What Makes Me Go “Hmmmmm”

And now, we get to a list of other things that caught my eye in the API differences report that did not get included in Google’s DP1 overview:

  • There is a new AppSearchManager that appears to be an on-device search engine. It will be interesting if this gets covered more in future developer previews.

  • The fused location provider has appeared in the SDK for the first time. It will be interesting to see if this means that you can start using this on non-Play devices.

  • We now have a new facet of a Configuration: fontWeightAdjustment. I do not see an option for this in the Settings app. It also remains to be seen if this triggers a new type of configuration change.

  • We can now control whether we get click events for a disabled View.

  • It appears as though an <intent-filter> can now filter Uri values based on a suffix and some sort of “advanced pattern”. It is unclear what is so advanced about that pattern, though.

  • There are two new Notification categories. CATEGORY_WORKOUT suggests that Google is going to have more explicit support for fitness-related apps, perhaps stemming from their acquisition of Fitbit. And I do not know what CATEGORY_LOCATION_SHARING means, such as “sharing with who?”.

  • If you played with Android 10’s device controls, there is new control type: the thumbnail. I am uncertain what the use case is, though security cameras might be one.
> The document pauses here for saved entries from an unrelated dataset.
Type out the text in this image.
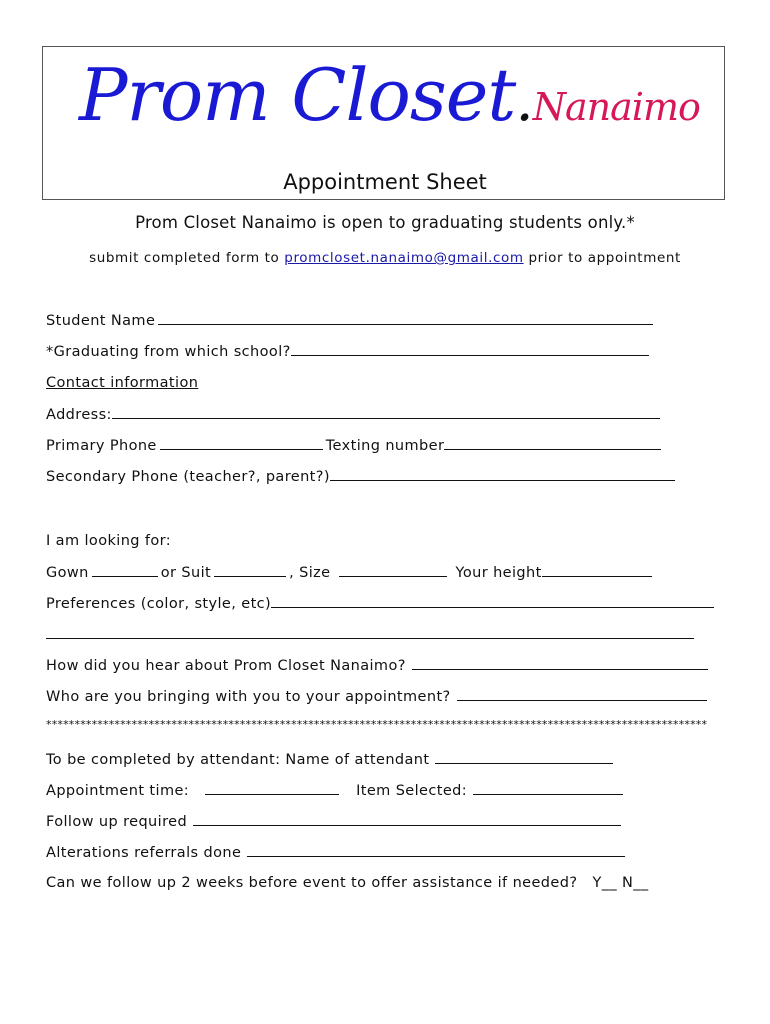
Prom Closet.Nanaimo
Appointment Sheet
Prom Closet Nanaimo is open to graduating students only.*
submit completed form to promcloset.nanaimo@gmail.com prior to appointment
Student Name
*Graduating from which school?
Contact information
Address:
Primary Phone	Texting number
Secondary Phone (teacher?, parent?)
I am looking for:
Gown	or Suit	, Size	Your height
Preferences (color, style, etc)
How did you hear about Prom Closet Nanaimo?
Who are you bringing with you to your appointment?
********************************************************************************************************************
To be completed by attendant: Name of attendant
Appointment time:	Item Selected:
Follow up required
Alterations referrals done
Can we follow up 2 weeks before event to offer assistance if needed? Y__ N__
  • There is a new requireDeviceScreenOn attribute on… something. It is described as “Whether the device must be screen on before routing data to this service. The default is true.”. That default seems odd; otherwise, I would have thought that perhaps this attribute goes on <service> in the manifest. It is possible that this ties into a new option to require unlocking the device before processing a notification action.

  • There is a new AppUriAuthenticationPolicy, though it is unclear how it will be used.

  • We can have more sophisticated haptics, with multiple blended vibration patterns. Alas, the name of the class for this will spawn yet another round of off-color jokes.

What Happens Now?

While I do plan on writing an Elements of Android S along the lines of its Q and R predecessors, I plan on waiting to release something. I waste too much time chasing changes that eventually themselves change or outright vanish. So, my current plan is to wait to ship a Version 0.1 of the book until the last developer preview or first beta release. If you feel that this is a mistake, and I should publish something more rapidly, let me know!.